As I approached this topic, I had a long conversation with my dear friend Sibylle Westbrook, who is well known to crime writers as an enthusiast of our genre, as well as an author of children's books. When I brought up my topic of today, we wandered into a conversation of how the fashion industry works in this regard. Sibylle's an expert in the field. As a case in point, she brought up the current enthusiasm for Fast Fashion: clothes that are cheap and plentiful but because the are "the latest fad" need not be durable.
This can be fun for a lot of people and produce delightfully large bottom lines to manufacturers. The market says "go for it." But let's hold it a second. What about the downside, such as the environmental impact of manufacturing clothes with a built-in short life span and shipping them around the world. To say nothing of the millions of tons of cast off fabric clogging up the trash. And what about the quality of life of the workers in faraway countries. As usual in such scenarios, those who benefit from the situation are not the ones who have to clean up the mess. Or to pay for the clean up. Looked with these points in mind, those "bargains" don't really come cheap.
The growth of Artificial Intelligence is a thorny case in point. And for me, the most urgent one. The AI band wagon is full of happy participants. Many, many proponents in corporations are rapidly letting AI take over jobs from human beings, pesky things that we are. We want want wages and benefits. We sometimes get sick. We can walk out if we can get a better deal elsewhere. AI is so much cheaper.
But is it? Really? Are we sure that the quality of a company's products and services be just as good with AI? If a company cuts staff because AI can take over things like writing reports, can management trust that those reports are well thought out and germane? Are we really progressing if we accept/demand that workers use AI instead of their own brains?
And what about the concomitant costs? Are they all being considered when we decide what is best?
I have been following the writings of Paul Krugman, a Nobel prize winning economist. He is even more skeptical than I. And, as economists do, he bases his conclusions on facts. He worries about the gargantuan amount of electricity that AI installations require. Even if power production levels can be raised in time to keep up with AI's growth, the cost will go up fast and furiously. Chances are that the cost of electrical power will rise for everyone, not just for the tech companies. In fact, that has already started to happen. Then, there are the environmental impacts of huge increases in power production. Are these outcomes being considered before the crossover to AI?
Regular readers of this blog might have seen my doubts about the wisdom of allowing AI to be used in schools. I fear for the brain development of nine-year-olds. I am also quite concerned that the latest batch of college grads are having a dreadful time trying to find entry-level jobs because employers have turned entry-level work over to AI. Entry-level jobs are the doorway to new staff members becoming highly competent and hard-working members of a corporation's staff. Where are those new employees going to come from? Will the jobs at the next level up have to be filled with raw recruits? Is having ignorant people doing higher level the right choice?
There are lots of question marks in this post. I don't have the answers. But I think that these questions are important. They may be vital.
As you say, many questions. Alas, as is usually the case, we're probably going to learn the answers the hard way: Damn the torpedoes, full speed ahead!
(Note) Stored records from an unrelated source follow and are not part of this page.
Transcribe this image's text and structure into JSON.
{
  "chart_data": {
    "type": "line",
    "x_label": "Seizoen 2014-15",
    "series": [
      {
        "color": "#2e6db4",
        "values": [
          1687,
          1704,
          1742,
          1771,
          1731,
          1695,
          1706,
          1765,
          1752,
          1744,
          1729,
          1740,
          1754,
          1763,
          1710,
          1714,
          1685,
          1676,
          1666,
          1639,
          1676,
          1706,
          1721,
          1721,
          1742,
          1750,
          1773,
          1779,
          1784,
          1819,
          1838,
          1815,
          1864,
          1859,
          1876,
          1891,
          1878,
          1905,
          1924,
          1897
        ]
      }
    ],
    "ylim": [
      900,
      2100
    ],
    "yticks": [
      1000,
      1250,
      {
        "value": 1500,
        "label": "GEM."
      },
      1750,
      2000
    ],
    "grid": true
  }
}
ReplyDeleteYour column brushes on an issue that I've thought about quite a bit over the past 10-20 years (without finding any answers...) That is our blindness toward limited resources. We continually burn resources as if they're endless, until the end comes in sight, and then it's EMERGENCY! EMERGENCY! We've already encountered that with oil, climate change, etc. But there are MANY other resources that are limited in nature, but we continue to burn through them. As once example: helium. It's a noble gas (which means it doesn't combine with other elements to make molecules). Gold is also a noble element, but being a solid, it can be alloyed to combine with other materials. But helium is a gas and is super light-weight (which is why it's used in zepelins and party balloons). But all that helium comes from the ground, where it's been trapped (and mixed in with natural gas). That's the only reason it's still around, because once it enters the atmosphere, being lighter than the other gases in the atmosphere, it floats to the top and then 'escapes' into space as it's struck by the solar wind (much as most of the hydrogen, from water, escaped from Mars). Helium is used for many processes, but it's not being conserved, and one day the supply will become scarce.
That's just one example. Look around, you'll find any number of other 'resources' that are not as endless as we assume.